For eight months in 1962 and 1963, the plaintiff worked as a torch welder in the general proximity of others who were using asbestos-containing welding rods to arc weld. Testimony revealed that the workplace was dirty, but no testimony associated the dirt with dust from welding rods. The plaintiff also worked for over 40 years as an automobile mechanic around asbestos-containing materials.
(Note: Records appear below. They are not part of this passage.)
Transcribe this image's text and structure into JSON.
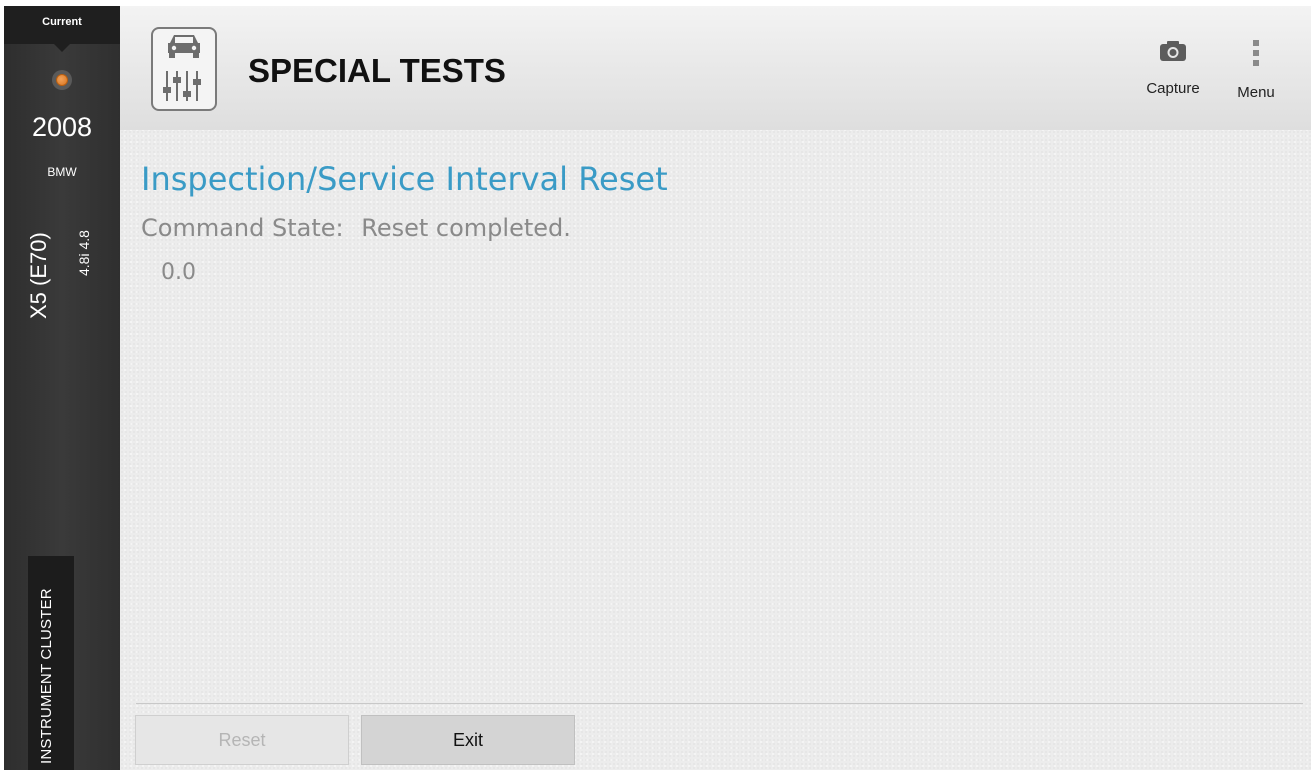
{
  "sidebar": {
    "tab_label": "Current",
    "year": "2008",
    "make": "BMW",
    "model": "X5 (E70)",
    "engine": "4.8i 4.8",
    "module": "INSTRUMENT CLUSTER",
    "connection_icon": "connection-status-icon",
    "connection_color": "#e8873a"
  },
  "header": {
    "title": "SPECIAL TESTS",
    "app_icon": "car-sliders-icon",
    "capture_label": "Capture",
    "capture_icon": "camera-icon",
    "menu_label": "Menu",
    "menu_icon": "kebab-menu-icon"
  },
  "main": {
    "test_title": "Inspection/Service Interval Reset",
    "command_state_label": "Command State:",
    "command_state_value": "Reset completed.",
    "value": "0.0",
    "accent_color": "#3a9bc6"
  },
  "footer": {
    "reset_label": "Reset",
    "reset_state": "disabled",
    "exit_label": "Exit"
  }
}
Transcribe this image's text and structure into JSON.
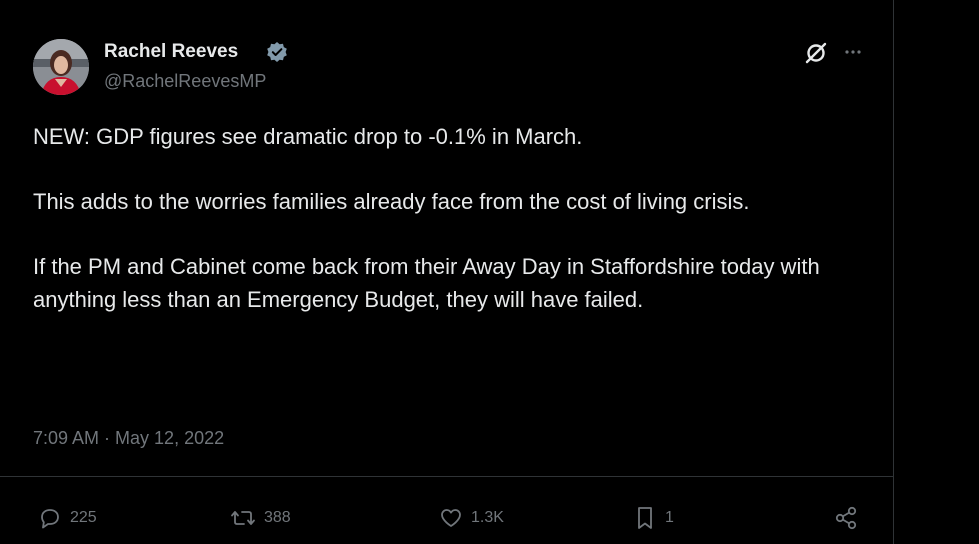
{
  "tweet": {
    "author_name": "Rachel Reeves",
    "author_handle": "@RachelReevesMP",
    "paragraphs": [
      "NEW: GDP figures see dramatic drop to -0.1% in March.",
      "This adds to the worries families already face from the cost of living crisis.",
      "If the PM and Cabinet come back from their Away Day in Staffordshire today with anything less than an Emergency Budget, they will have failed."
    ],
    "timestamp": "7:09 AM · May 12, 2022"
  },
  "actions": {
    "replies": "225",
    "retweets": "388",
    "likes": "1.3K",
    "bookmarks": "1"
  },
  "icons": {
    "verified": "verified-badge-icon",
    "grok": "grok-icon",
    "more": "more-icon",
    "reply": "reply-icon",
    "retweet": "retweet-icon",
    "like": "heart-icon",
    "bookmark": "bookmark-icon",
    "share": "share-icon"
  },
  "colors": {
    "background": "#000000",
    "text": "#e7e9ea",
    "muted": "#71767b",
    "verified": "#829aab"
  }
}
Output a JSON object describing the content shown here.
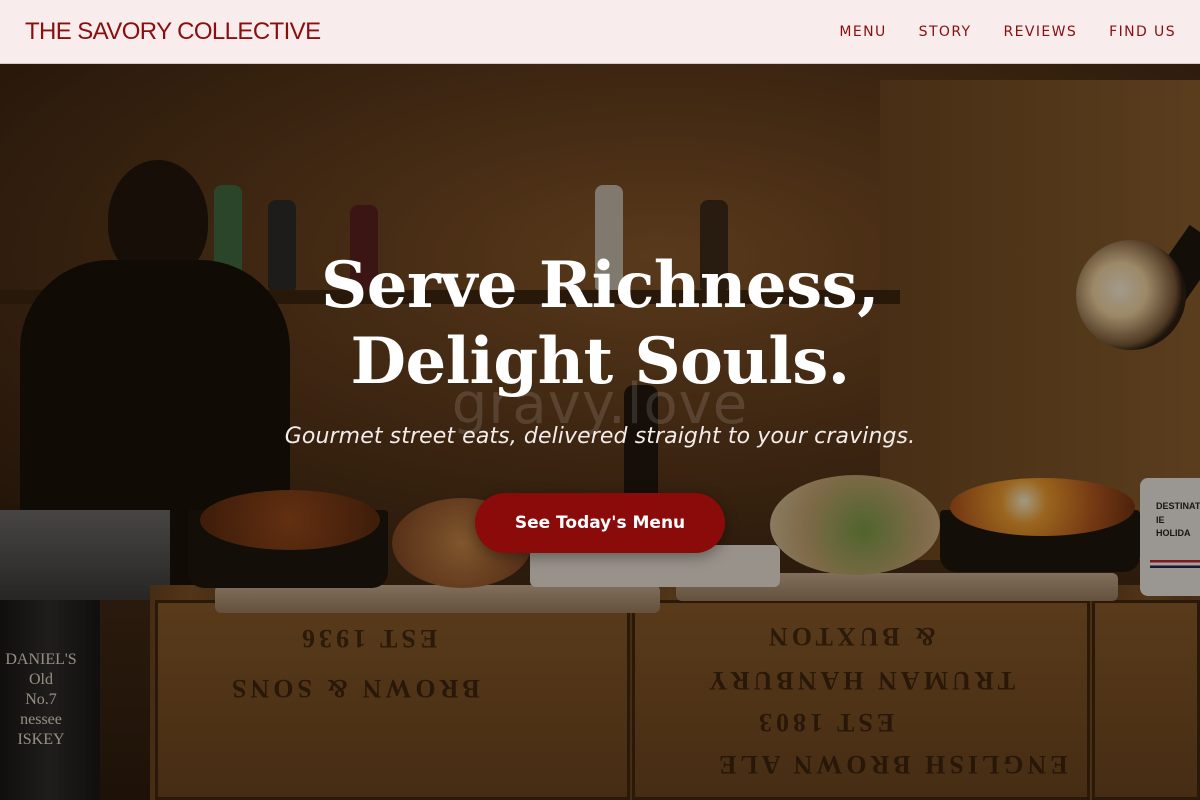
{
  "header": {
    "brand": "THE SAVORY COLLECTIVE",
    "nav": [
      {
        "label": "MENU"
      },
      {
        "label": "STORY"
      },
      {
        "label": "REVIEWS"
      },
      {
        "label": "FIND US"
      }
    ]
  },
  "hero": {
    "headline": "Serve Richness, Delight Souls.",
    "watermark": "gravy.love",
    "tagline": "Gourmet street eats, delivered straight to your cravings.",
    "cta_label": "See Today's Menu"
  },
  "background_photo": {
    "crate_texts": [
      "EST 1936",
      "BROWN & SONS",
      "EST 1803",
      "TRUMAN HANBURY",
      "& BUXTON",
      "ENGLISH BROWN ALE"
    ],
    "tin_label": "DANIEL'S\nOld\nNo.7\nnessee\nISKEY",
    "mug_label": "DESTINAT\nIE\nHOLIDA"
  },
  "colors": {
    "accent": "#8b0e0e",
    "header_bg": "#f8ecec",
    "cta_bg": "#8b0a0a"
  }
}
The panel of three judges ruled that while the plaintiff may have demonstrated an industry-specific and general association of raw asbestos with mesothelioma, there was no evidence in the record associating specific products, such as welding rods, with asbestos-related health hazards in the relevant time period. The paintiff’s expert Dr. Arthur Frank agreed that “(t)he asbestos content of a product is not necessarily an indication of its relative health risk. For many products, the fibers are tightly bound to the matrix or encapsulated.” As such, the court found that Hobart had no duty to warn. The court further concluded that the plaintiff did not present any evidence that the amount of asbestos fibers that may have been released from Hobart’s welding rods was above background, and it was conjecture to conclude that the rods were a substantial factor in causing the plaintiff’s mesothelioma.